The Story Behind the Panic Away Program
Barry McDonagh, the creator of the Panic Away program, experienced his first panic attack in college. When it happened, he had no idea what it was. He had never experienced anything like it before, and it caught him completely off guard. Pounding heart, tightness in the chest, dizzy feelings - he felt it all.
For years after that initial panic attack, Barry suffered with anxiety and struggled with simple activities such as driving and being far from home.
He started looking for help to deal with his situation, but after looking into numerous programs, Barry found that most of them only showed people how to cope with anxiety. He wanted to end the problem.
Barry began developing his own approach, and found a solution that targeted the 'fear of fear' that anxiety, phobias and panic attacks generate.
He developed a program that is well rooted in Cognitive Behavioural Therapy (CBT), a recognized therapy in treating anxiety. Significant research has proven cognitive behavioural therapy to be the most effective treatment for panic attacks and panic disorder.
Cognitive Behavioural Therapy is one of the most common and most researched approach to mastering anxiety and conquering panic attacks.
In numerous studies, CBT has far outperformed all other psychological treatments, including anti-anxiety medication.

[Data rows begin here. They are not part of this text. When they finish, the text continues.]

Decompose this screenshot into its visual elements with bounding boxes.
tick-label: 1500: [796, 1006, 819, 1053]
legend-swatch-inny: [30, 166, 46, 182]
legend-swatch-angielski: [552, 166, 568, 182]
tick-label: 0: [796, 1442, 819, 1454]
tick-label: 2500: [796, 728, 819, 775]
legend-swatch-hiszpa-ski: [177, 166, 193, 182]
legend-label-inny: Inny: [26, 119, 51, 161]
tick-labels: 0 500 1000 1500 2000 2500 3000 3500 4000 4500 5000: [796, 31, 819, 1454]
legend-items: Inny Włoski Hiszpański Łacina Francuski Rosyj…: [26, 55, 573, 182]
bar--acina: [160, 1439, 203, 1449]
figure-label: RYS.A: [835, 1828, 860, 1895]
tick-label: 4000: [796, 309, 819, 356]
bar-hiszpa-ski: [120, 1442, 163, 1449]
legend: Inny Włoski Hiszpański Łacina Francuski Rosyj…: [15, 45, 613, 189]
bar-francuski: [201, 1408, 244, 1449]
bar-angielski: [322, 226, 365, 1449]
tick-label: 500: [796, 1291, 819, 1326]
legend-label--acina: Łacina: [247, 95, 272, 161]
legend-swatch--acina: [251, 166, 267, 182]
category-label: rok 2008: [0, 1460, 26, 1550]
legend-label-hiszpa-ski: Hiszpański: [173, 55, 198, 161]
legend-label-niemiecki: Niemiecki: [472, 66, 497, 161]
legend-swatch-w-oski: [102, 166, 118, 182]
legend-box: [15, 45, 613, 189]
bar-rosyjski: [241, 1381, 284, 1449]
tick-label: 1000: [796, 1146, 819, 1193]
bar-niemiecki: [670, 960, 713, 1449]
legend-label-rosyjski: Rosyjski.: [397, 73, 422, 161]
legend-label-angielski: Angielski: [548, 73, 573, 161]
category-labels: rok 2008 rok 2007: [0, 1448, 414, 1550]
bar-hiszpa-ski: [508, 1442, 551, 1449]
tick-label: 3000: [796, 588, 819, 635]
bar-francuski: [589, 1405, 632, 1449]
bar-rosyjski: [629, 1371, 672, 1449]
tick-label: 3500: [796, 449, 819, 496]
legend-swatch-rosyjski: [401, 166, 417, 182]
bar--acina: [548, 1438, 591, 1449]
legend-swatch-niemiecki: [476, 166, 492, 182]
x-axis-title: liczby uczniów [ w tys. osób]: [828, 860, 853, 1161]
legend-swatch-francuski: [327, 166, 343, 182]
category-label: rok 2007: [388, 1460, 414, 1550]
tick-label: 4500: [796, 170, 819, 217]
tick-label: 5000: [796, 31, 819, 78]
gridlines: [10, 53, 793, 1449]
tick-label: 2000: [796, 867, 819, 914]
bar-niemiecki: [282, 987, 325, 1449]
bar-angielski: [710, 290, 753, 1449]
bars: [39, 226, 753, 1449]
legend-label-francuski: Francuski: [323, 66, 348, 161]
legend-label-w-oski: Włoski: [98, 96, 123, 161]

Cognitive Behavioural Therapy focuses on the thinking patterns and behaviours that are sustaining or triggering your panic attacks and helps you gain a more constructive perspective on your fears. CBT helps you learn, through your own experience, that panic symptoms are not dangerous.
Cognitive behavioural treatment for panic attacks and panic disorder usually uses the following interventions:
Compared with medication, the effects of cognitive behavioural therapy last longer. Moreover, treatment is briefer in duration and is consistently proven to be more effective.
Do you remember the fourth element in the panic loop diagram above? It is the fear of another panic attack (fear of fear). This is what keeps you trapped in an anxious state of mind.
The Panic Away Program uses cognitive behavioural therapy to short-circuit the panic loop after the very first step so the panic loop is immediately broken.
At the core of Panic Away is a technique called the 21-7 Technique™. This technique teaches how to stop a panic attack in 21 seconds flat and reduce general anxiety in less than 7 minutes.
This 'loop breaking' process is the key factor that makes the difference between those who fully eliminate panic attacks from their lives and those who do not.
By addressing this core problem, Barry was able to end his own anxiety and stop further panic attacks. He also began teaching others to do the same, and today his Panic Away program has gone on to become one of the world's most successful programs for ending panic and anxiety.
The program includes a detailed step by step e-book guide, online videos, audio recordings and a members' support forum with situation specific advice and encouragement.
Additionally, the program receives constant updates (once you have purchased the program, these updates come for free) based on the latest studies and research in treating anxiety and panic attacks.
When people think of treating panic attacks and anxiety, they often think of medication or therapy appointments.
The Panic Away program gives you access to expert-recommended treatment for panic attacks (at a fraction of the cost) from the comfort of your home, and you can go at your own pace.
=> Click here and scroll to the bottom of the page to get instant access to the Panic Away Program
With the right tools, you can beat anxiety and panic attacks for good, and you can do it naturally.
While medications can provide temporary relief, the best approach to dealing with panic long-term usually involves cognitive behavioral therapy. This treatment approach addresses the root cause of panic attacks, which is why many find it so effective.
Whichever path you decide to follow, make sure to do your research and make the choice that's best for you.